I giornali ufficiosi delle Procure, o almeno i due principali (parlo del Fatto e della Verità, quotidiani gemelli) riportano una notizia molto interessante, che era stata (in parte) diffusa l’altra sera dall’Ansa. Dicono che gli inquirenti stanno lavorando sui computer e i cellulari (soprattutto sulle mail e sui whatsapp) sequestrati nel blitz compiuto il 26 novembre scorso da alcune centinaia di agenti della guardia di Finanza nell’operazione “Open”, cioè nella caccia ai finanziatori di Renzi. E stanno compiendo questo lavoro attraverso l’uso di alcune parole chiave. Pare che le parole chiave siano quattro: Boschi, Lotti, Carbone e Gori. Che poi sarebbero i cognomi dei parlamentari Maria Elena Boschi e Luca Lotti, dell’ex parlamentare Ernesto Carbone e di Giorgio Gori sindaco di Bergamo. Non sto scherzando: c’è scritto così negli articoli di Verità e Fatto e data l’attendibilità delle loro fonti e le probabili verifiche della notizia, non c’è da dubitare che sia vero.

Nessuna di queste quattro persone è indagata. Perché? Perché al momento non esiste nessun reato da contestare. Gli inquirenti per ora sanno solo che queste quattro persone sono colpevoli, ma non sanno ancora di quale reato, e quindi usano i nomi dei colpevoli per risalire a un eventuale reato. Proprio l’altra sera ho incontrato Antonio Di Pietro, che non è il capo di un movimento garantista o libertario ma è un ex magistrato e precisamente la punta di diamante di quel pool milanese (del quale, per dire, Piercamillo Davigo era solo il giovane apprendista) che mise a ferro e fuoco prima Milano e poi tutt’Italia, 25 anni fa, e, attraverso l’inchiesta “Mani Pulite”, rase al suolo la prima Repubblica e tutti i partiti che l’avevano costruita (si salvò, in parte, il solo ex Pci). Mi diceva Di Pietro: la gran parte dei magistrati sono bravissime persone, poi, certo, c’è sempre il gaglioffo anche tra i magistrati, come in tutte le categorie di lavoratori. Gli ho chiesto: e chi sarebbero i gaglioffi? Mi ha risposto: quelli che invece di cercare i reati cercano i colpevoli. Cioè?, gli ho chiesto. Mi ha spiegato che il magistrato deve essere come il becchino, che interviene solo dopo la morte di una persona. Mi ha detto che il magistrato deve intervenire solo dopo che il reato è stato commesso, accertare che esista il reato, quale reato sia, e poi cercare i colpevoli, gli indizi e le prove. Gli ho chiesto se mi poteva dire i nomi dei magistrati gaglioffi.

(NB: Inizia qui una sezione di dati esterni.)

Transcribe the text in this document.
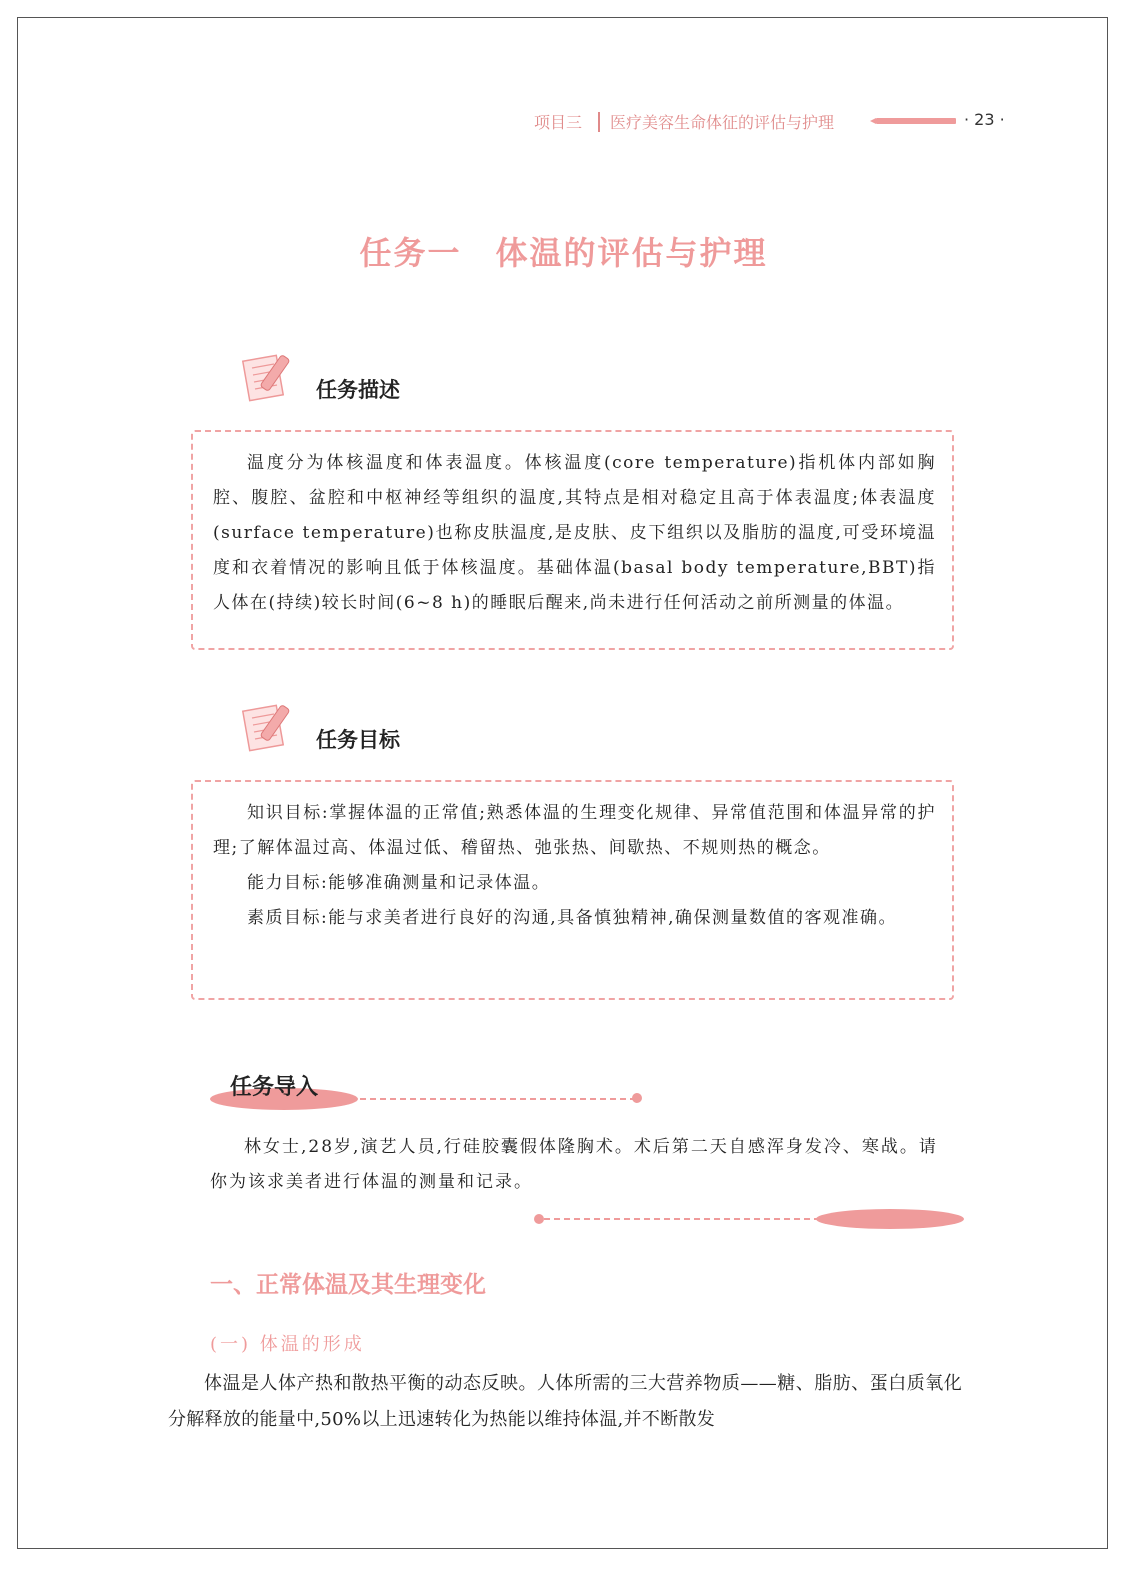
项目三 医疗美容生命体征的评估与护理	· 23 ·
任务一　体温的评估与护理
任务描述

温度分为体核温度和体表温度。体核温度(core temperature)指机体内部如胸腔、腹腔、盆腔和中枢神经等组织的温度,其特点是相对稳定且高于体表温度;体表温度(surface temperature)也称皮肤温度,是皮肤、皮下组织以及脂肪的温度,可受环境温度和衣着情况的影响且低于体核温度。基础体温(basal body temperature,BBT)指人体在(持续)较长时间(6~8 h)的睡眠后醒来,尚未进行任何活动之前所测量的体温。

任务目标

知识目标:掌握体温的正常值;熟悉体温的生理变化规律、异常值范围和体温异常的护理;了解体温过高、体温过低、稽留热、弛张热、间歇热、不规则热的概念。

能力目标:能够准确测量和记录体温。

素质目标:能与求美者进行良好的沟通,具备慎独精神,确保测量数值的客观准确。

任务导入

林女士,28岁,演艺人员,行硅胶囊假体隆胸术。术后第二天自感浑身发冷、寒战。请你为该求美者进行体温的测量和记录。

一、正常体温及其生理变化
(一) 体温的形成

体温是人体产热和散热平衡的动态反映。人体所需的三大营养物质——糖、脂肪、蛋白质氧化分解释放的能量中,50%以上迅速转化为热能以维持体温,并不断散发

Naturalmente ha sorriso e taciuto. Però mi pare chiaro il suo pensiero: i magistrati gaglioffi sono quelli che invece dei reati cercano i colpevoli a prescindere. E cioè, invece di amministrare la giustizia, fanno lotta politica usando la potenza devastante che gli viene dal proprio ruolo di magistrato. Per colpire i nemici.  Questo modo di fare indagini, che ovviamente è del tutto in contrasto sia con l’etica professionale sia con la stessa legge, gli avvocati lo chiamano la “pesca a strascico”. In genere si usa con le intercettazioni. In quel caso si cerca un reato pilota (dico reato pilota con riferimento al pesce pilota), si usa il reato per attivare le intercettazioni, che a volte durano mesi, o anche anni, e si spera che prima o poi, al telefono (o al trojan) il candidato colpevole confessi qualche malefatta. In questo caso, cioè nel caso di Open (coi nomi dei nemici trasformati in parole chiave per cercare il reato), si va molto oltre la pesca a strascico. Diciamo che esistono in modo evidente i termini per parlare di persecuzione giudiziaria. Siccome, come dicevamo, questo, modo di lavorare è in contrasto aperto col codice di procedura, ci viene da chiedere al ministro della Giustizia se per caso gli scappasse l’idea di mandare qualche ispettore per vedere se è vero che gli inquirenti hanno messo in moto questa indagine, o se è una calunnia dell’Ansa e dei giornali. Speriamo che sia una calunnia dei giornali e dell’Ansa, perché altrimenti ci sarebbe davvero da aver paura.